Alamak! Jemaat Gereja di Kupang Takut Makan Ayam yang Hatinya Bertulisan Angka

Foto: Hati Ayam Bertulisan Angka di Kupang

Sipayo.com – Jemaat Gereja Sonaf Neka Huilelot di Desa Huilelot, Kecamatan Semau, Kabupaten Kupang, Nusa Tenggara Timur (NTT), geger karena melihat deretan huruf dan angka di hati ayam yang hendak dikonsumsi. Sebagian orang takut mengkonsumsi ayam tersebut.

“Ayamnya tetap dimasak, tapi ada yang jadi takut.
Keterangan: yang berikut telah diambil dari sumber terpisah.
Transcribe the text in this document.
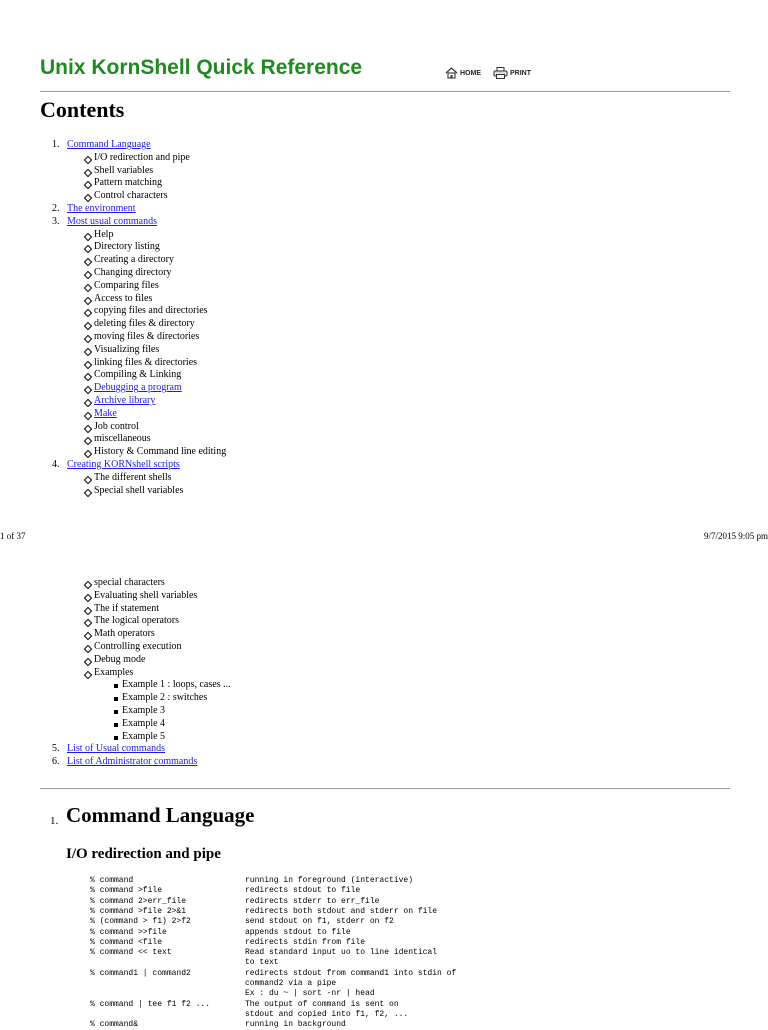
Unix KornShell Quick Reference	HOME	PRINT
Contents
1. Command Language
I/O redirection and pipe
Shell variables
Pattern matching
Control characters
2. The environment
3. Most usual commands
Help
Directory listing
Creating a directory
Changing directory
Comparing files
Access to files
copying files and directories
deleting files & directory
moving files & directories
Visualizing files
linking files & directories
Compiling & Linking
Debugging a program
Archive library
Make
Job control
miscellaneous
History & Command line editing
4. Creating KORNshell scripts
The different shells
Special shell variables
1 of 37	9/7/2015 9:05 pm
special characters
Evaluating shell variables
The if statement
The logical operators
Math operators
Controlling execution
Debug mode
Examples
Example 1 : loops, cases ...
Example 2 : switches
Example 3
Example 4
Example 5
5. List of Usual commands
6. List of Administrator commands
1. Command Language
I/O redirection and pipe
% command	running in foreground (interactive)
% command >file	redirects stdout to file
% command 2>err_file	redirects stderr to err_file
% command >file 2>&1	redirects both stdout and stderr on file
% (command > f1) 2>f2	send stdout on f1, stderr on f2
% command >>file	appends stdout to file
% command <file	redirects stdin from file
% command << text	Read standard input uo to line identical
to text
% command1 | command2	redirects stdout from command1 into stdin of
command2 via a pipe
Ex : du ~ | sort -nr | head
% command | tee f1 f2 ...	The output of command is sent on
stdout and copied into f1, f2, ...
% command&	running in background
Tidak semua mau makan,” kata Ketua Unit Pembantu Pelayan Kaum Ibu Gereja Sonaf Neka Huilelot, Rosalin Radjakale, Selasa (12/2/2019).

Rosalin menceritakan, peristiwa ini terjadi pada Senin (11/2), sekitar pukul 11.00 Wita. Saat itu dia dan sejumlah anggota jemaat sedang rapat tahunan bersama pendeta dan akan ada jamuan makan siang.

Tiba-tiba seorang ibu dari bagian konsumsi datang. Mereka melaporkan ada keanehan pada hati salah satu ayam yang hendak dimasak. Semua pun bergegas ke dapur untuk melihat.

“Begitu kita ke sana, lihat semua kaget,” ujar Rosalin. Dia kaget karena ada tulisan dan angka di hati ayam. Awalnya tulisan dan angka itu kurang jelas, namun setelah dicuci tulisan tidak hilang malah lebih jelas terlihat.

“Ada yang bilang 10D2E01. Kalau yang katong lihat 10DSE01, terus ada angka 2020 di bawahnya. Ada yang bilang seperti bahasa Yunani. Masing-masing punya versi lah,” jelasnya.

Rosalin mengatakan awalnya dia kurang percaya dengan apa yang dia lihat. Dia bertanya kepada tim konsumsi apakah sebelumnya ada yang meletakkan hati ayam itu di tempat tertentu sehingga huruf dan angka tercetak di hati ayam itu. Namun dengan yakin tim konsumsi menjawab bahwa sejak ayam dibelah, sudah ada tulisan dan angka pada hati tersebut.

Menurut Rosalin, ada dua ekor ayam yang hendak dimasak untuk konsumsi rapat gereja. Namun, dari dua ekor ayam itu, hanya satu yang hatinya ada tulisan dan angka.

Hati ayam itu pun akhirnya disimpan. Dua ekor ayam tadi tetap dilanjutkan dimasak untuk dikonsumsi. Namun saat itu, menurutnya, hanya sebagian orang yang mau makan karena takut.

“Hatinya masih disimpan di kulkas. Di rumah pelayan gereja,” ucapnya.